Eroticism's journey-like structure practically dicates that new characters be introduced so the plot will keep moving along. This is compounded by the fact that familiarity does indeed breed contempt in the marital bed. There just isn't any way around this; your spouse is always going to feel the same way, taste the same, make the same little noises in the dark. Finding a cure for this has contributed to a new industry populated with marriage counselors, sex therapists and authors, all with suggestions how we can "work on our relationship" and magically cure our sexual boredom. Their suggestions insult the intelligence, but we want to believe.
So where does this leave married folks? They have a several options. They can pretend everything's hunky-dory at home and bury themselves in a libido-dampening hobby, or work later and later as the months turn into years. Or they can try to fill the void with food, as it's safer that indulging their carnal needs.

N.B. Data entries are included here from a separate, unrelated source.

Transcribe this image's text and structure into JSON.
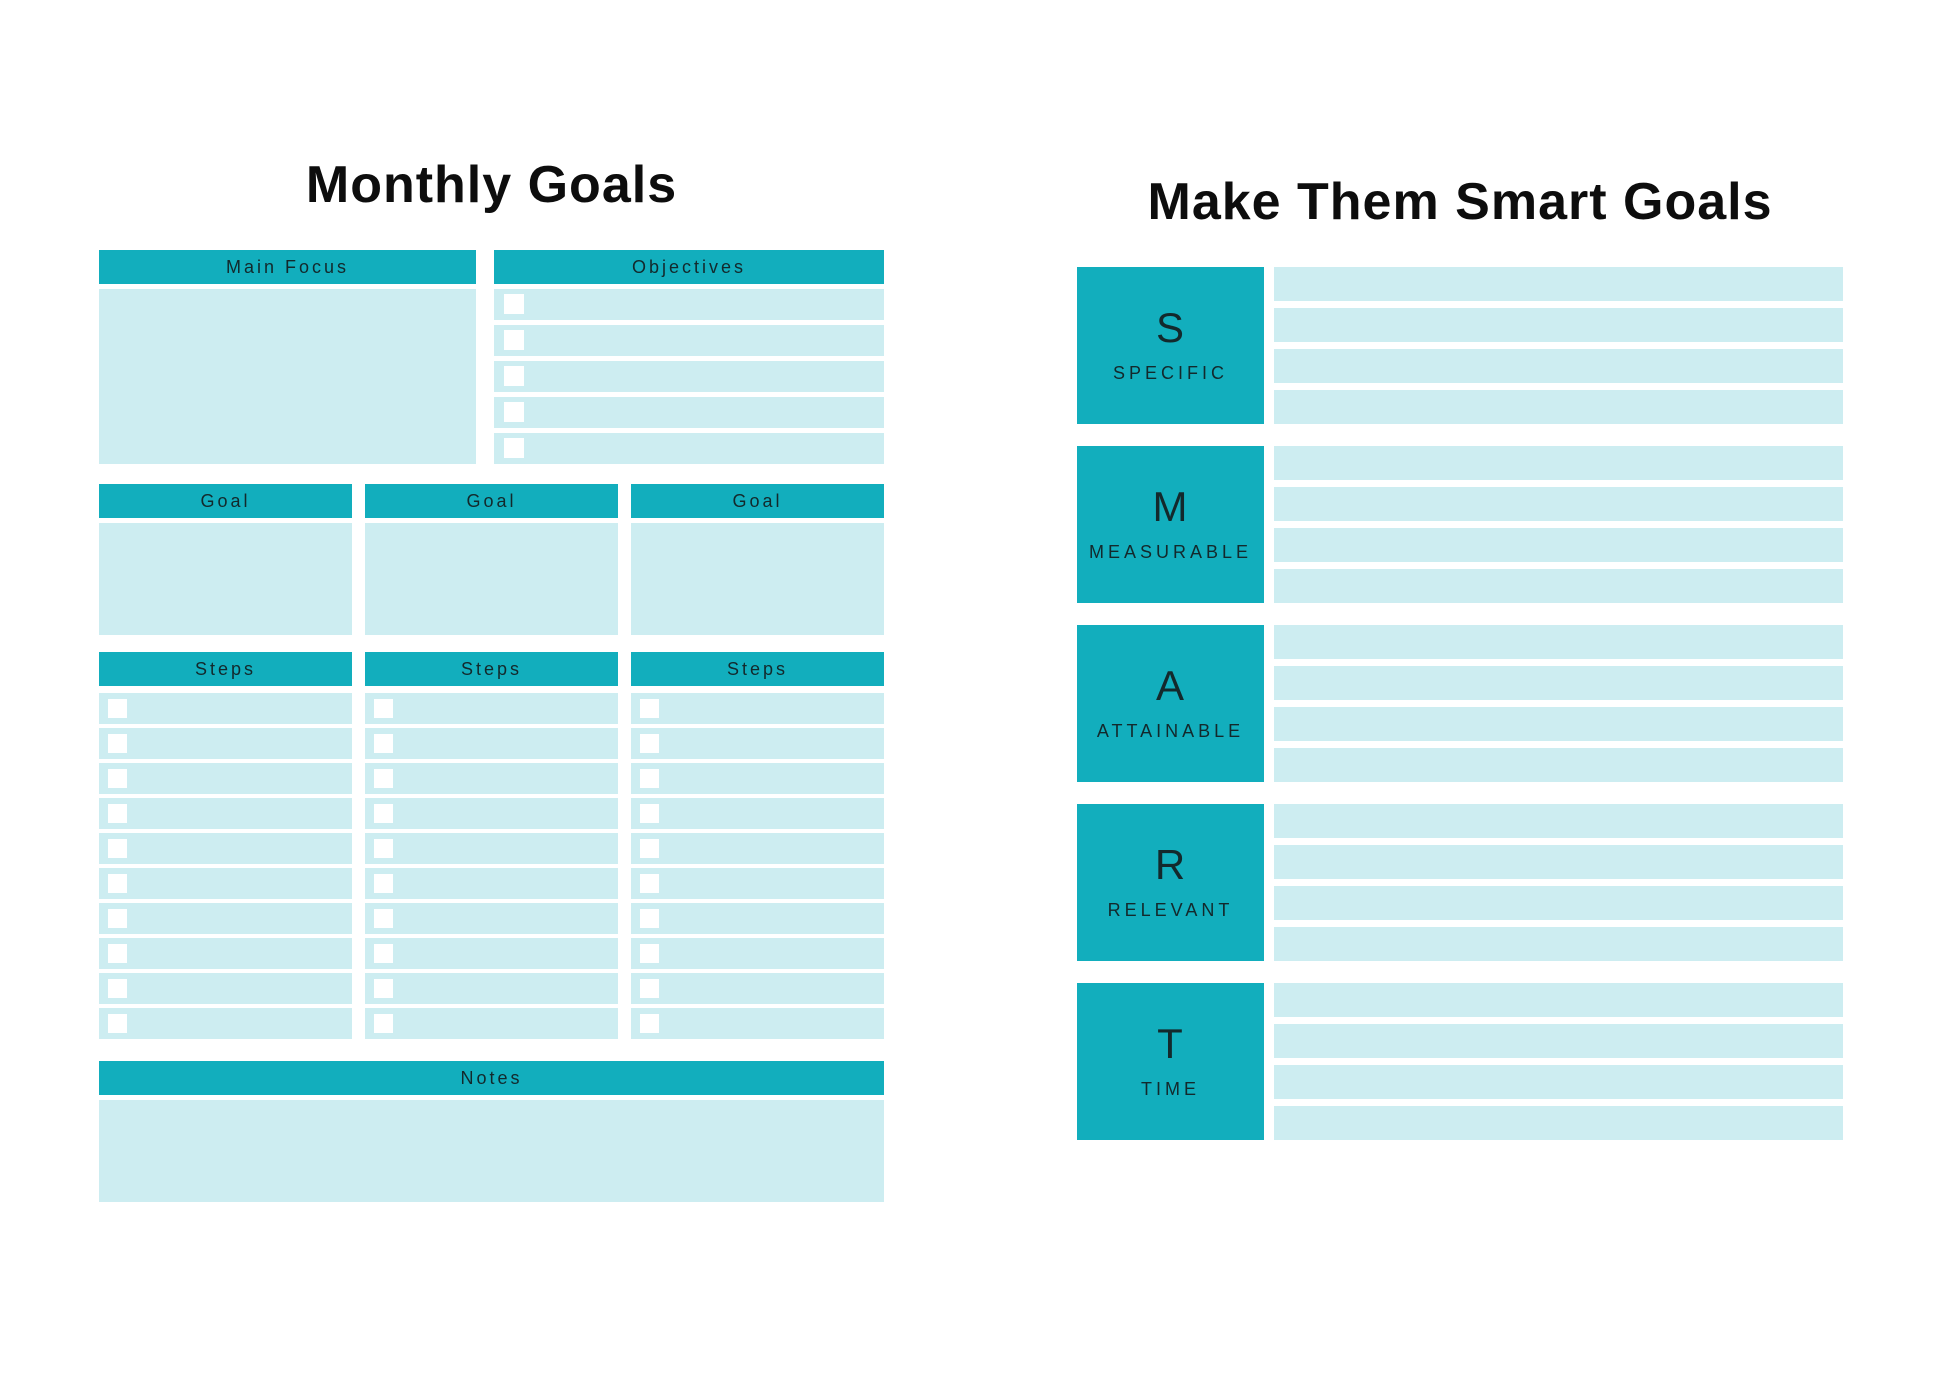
{
  "colors": {
    "teal": "#12aebd",
    "light_teal": "#cdedf1",
    "header_text": "#13292c",
    "title_text": "#0d0d0d"
  },
  "page_left": {
    "title": "Monthly Goals",
    "main_focus": {
      "header": "Main Focus"
    },
    "objectives": {
      "header": "Objectives",
      "rows": 5
    },
    "goals": [
      {
        "header": "Goal"
      },
      {
        "header": "Goal"
      },
      {
        "header": "Goal"
      }
    ],
    "steps": [
      {
        "header": "Steps",
        "rows": 10
      },
      {
        "header": "Steps",
        "rows": 10
      },
      {
        "header": "Steps",
        "rows": 10
      }
    ],
    "notes": {
      "header": "Notes"
    }
  },
  "page_right": {
    "title": "Make Them Smart Goals",
    "blocks": [
      {
        "letter": "S",
        "label": "SPECIFIC",
        "lines": 4
      },
      {
        "letter": "M",
        "label": "MEASURABLE",
        "lines": 4
      },
      {
        "letter": "A",
        "label": "ATTAINABLE",
        "lines": 4
      },
      {
        "letter": "R",
        "label": "RELEVANT",
        "lines": 4
      },
      {
        "letter": "T",
        "label": "TIME",
        "lines": 4
      }
    ]
  }
}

So many of my married friends looked good for the first year or two after their nuptials, then began overdosing on ice cream when their sex lives evaporated.
And there's the adultery option; nothing new, but actually less acceptable than ever, as those who choose it are admitting to imperfection in our world of spray-on tans. Previous generations were usually too busy with other things to divorce a cheating spouse.
But even though adultery may appear to be a shortcut to our libidinous selves, it usually backfires. The adulterous become the confused when they recognize they're searching for more than sex. So they attempt to compress their desires like oversized computer files. Erotic pursuits are downgraded to "a bit on the side", or what the French wittily refer to as their "five to seven". We can't simply accept our primality and let it have its way; we have to be smart-asses about it.
In addition to our lack of understanding, we usually sabotage our needs with guilt. This robs eroticism of one of its high points: its langorous, unhurried charm. Instead of taking our sweet time, we grab the TV dinner of Sex With A Stranger. We're terrified of taking the time to locate the cheesecake buffet, get acquainted with the choices, and go back for seconds. But the TV dinner never tastes as good as it looked, and it only lasts minutes.
As soon as I figure out how to conclude this, I will. But it's past my bedtime and I'm tired, so for now I'm going to publish and be damned.